V'tigmaleinu chasadim tovim. And bestow upon us beneficient kindness. Horav Eliyahu Lopian, zl, explains that v'tigmaleinu is derived from the word, gemul, which means reparation/reward. Hashem bestows great kindness upon us as reward for our positive activities in serving Him. What makes this chesed especially tov, inherently good, is the fact that Hashem does not grant this kindness as a matnas chinam, free gift. It is instead a reimbursement for serving Him. In this manner, we are not subject to receiving nahama d'kesufa, bread of shame, an allegory for an undeserving gift, bread given to a poor man who has not earned it. No, Hashem bestows chassadim tovim by being gomeil, repaying us for what we deserve.

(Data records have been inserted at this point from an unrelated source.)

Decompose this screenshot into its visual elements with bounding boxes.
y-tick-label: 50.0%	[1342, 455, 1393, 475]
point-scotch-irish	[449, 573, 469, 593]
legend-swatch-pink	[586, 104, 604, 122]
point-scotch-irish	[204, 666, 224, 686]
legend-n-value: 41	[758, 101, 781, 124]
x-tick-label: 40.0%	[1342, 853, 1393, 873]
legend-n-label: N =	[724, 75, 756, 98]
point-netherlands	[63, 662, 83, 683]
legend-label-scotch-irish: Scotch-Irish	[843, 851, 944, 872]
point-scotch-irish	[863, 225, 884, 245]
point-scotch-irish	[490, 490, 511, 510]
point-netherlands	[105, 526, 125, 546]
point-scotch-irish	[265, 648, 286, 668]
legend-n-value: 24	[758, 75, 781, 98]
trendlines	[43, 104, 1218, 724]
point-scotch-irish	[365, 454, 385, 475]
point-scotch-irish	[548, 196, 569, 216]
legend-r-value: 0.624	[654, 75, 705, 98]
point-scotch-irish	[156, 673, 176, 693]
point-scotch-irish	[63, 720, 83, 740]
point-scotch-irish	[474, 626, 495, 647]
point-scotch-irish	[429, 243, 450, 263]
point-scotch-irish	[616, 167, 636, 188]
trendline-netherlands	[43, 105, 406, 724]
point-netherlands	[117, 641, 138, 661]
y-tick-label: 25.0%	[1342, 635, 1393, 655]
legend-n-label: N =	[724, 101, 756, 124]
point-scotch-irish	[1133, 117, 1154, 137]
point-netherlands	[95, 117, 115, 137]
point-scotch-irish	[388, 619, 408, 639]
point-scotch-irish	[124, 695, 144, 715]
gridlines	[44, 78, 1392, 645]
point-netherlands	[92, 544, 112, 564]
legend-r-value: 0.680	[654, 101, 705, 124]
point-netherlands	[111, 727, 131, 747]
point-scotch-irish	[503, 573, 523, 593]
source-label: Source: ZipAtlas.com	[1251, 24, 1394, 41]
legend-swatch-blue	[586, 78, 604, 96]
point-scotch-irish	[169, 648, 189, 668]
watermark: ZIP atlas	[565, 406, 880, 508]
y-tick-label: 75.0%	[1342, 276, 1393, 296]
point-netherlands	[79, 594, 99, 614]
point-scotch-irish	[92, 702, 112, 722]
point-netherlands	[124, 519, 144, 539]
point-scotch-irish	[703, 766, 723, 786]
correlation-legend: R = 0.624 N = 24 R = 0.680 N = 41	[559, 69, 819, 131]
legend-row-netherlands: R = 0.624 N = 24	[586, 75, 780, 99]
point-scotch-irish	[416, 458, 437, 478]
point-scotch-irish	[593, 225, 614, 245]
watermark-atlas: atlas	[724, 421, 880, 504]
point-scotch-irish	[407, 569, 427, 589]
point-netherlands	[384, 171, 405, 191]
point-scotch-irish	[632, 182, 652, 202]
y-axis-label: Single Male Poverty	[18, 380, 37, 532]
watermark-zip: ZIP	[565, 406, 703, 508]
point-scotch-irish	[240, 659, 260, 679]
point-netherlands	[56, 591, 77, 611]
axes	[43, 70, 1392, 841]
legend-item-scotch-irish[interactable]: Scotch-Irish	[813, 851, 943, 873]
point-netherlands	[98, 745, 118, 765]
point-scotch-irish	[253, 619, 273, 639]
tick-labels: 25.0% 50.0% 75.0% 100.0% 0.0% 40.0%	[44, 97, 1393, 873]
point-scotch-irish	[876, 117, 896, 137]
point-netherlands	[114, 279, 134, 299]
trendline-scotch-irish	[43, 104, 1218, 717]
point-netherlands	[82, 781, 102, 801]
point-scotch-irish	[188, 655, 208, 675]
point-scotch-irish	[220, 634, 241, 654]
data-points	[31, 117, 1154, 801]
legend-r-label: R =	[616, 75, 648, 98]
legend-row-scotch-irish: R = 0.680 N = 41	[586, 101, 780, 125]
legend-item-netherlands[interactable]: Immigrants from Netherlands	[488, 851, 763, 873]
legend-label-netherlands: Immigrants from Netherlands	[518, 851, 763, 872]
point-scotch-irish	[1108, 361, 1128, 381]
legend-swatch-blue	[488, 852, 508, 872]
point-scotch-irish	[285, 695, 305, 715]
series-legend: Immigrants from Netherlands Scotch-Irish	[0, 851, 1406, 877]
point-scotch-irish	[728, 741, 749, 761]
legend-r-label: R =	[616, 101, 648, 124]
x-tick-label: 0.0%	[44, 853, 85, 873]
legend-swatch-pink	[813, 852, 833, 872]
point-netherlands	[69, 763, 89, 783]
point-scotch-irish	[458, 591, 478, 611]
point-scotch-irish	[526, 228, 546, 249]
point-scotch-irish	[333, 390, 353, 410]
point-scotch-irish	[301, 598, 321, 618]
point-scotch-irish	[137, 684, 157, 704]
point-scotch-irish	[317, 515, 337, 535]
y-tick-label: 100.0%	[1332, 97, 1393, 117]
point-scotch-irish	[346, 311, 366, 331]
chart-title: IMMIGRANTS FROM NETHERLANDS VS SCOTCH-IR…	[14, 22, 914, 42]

Horav Yehudah Leib Chasman, zl, compares this to a wealthy man who went bankrupt and is now forced to go from door to door seeking alms. While this person is prepared to do what he must to sustain his family, he is overwhelmed with embarrassment. What does he do? He becomes a peddler selling trinkets in the market. He charges four times the going rate for his wares. The people accept this overcharge, knowing fully well that it is a form of charity which they are extending to the man. He no longer feels a sense of shame; he is in business. Hashem does the same for us, by allowing us to earn the kindness He bestows upon us.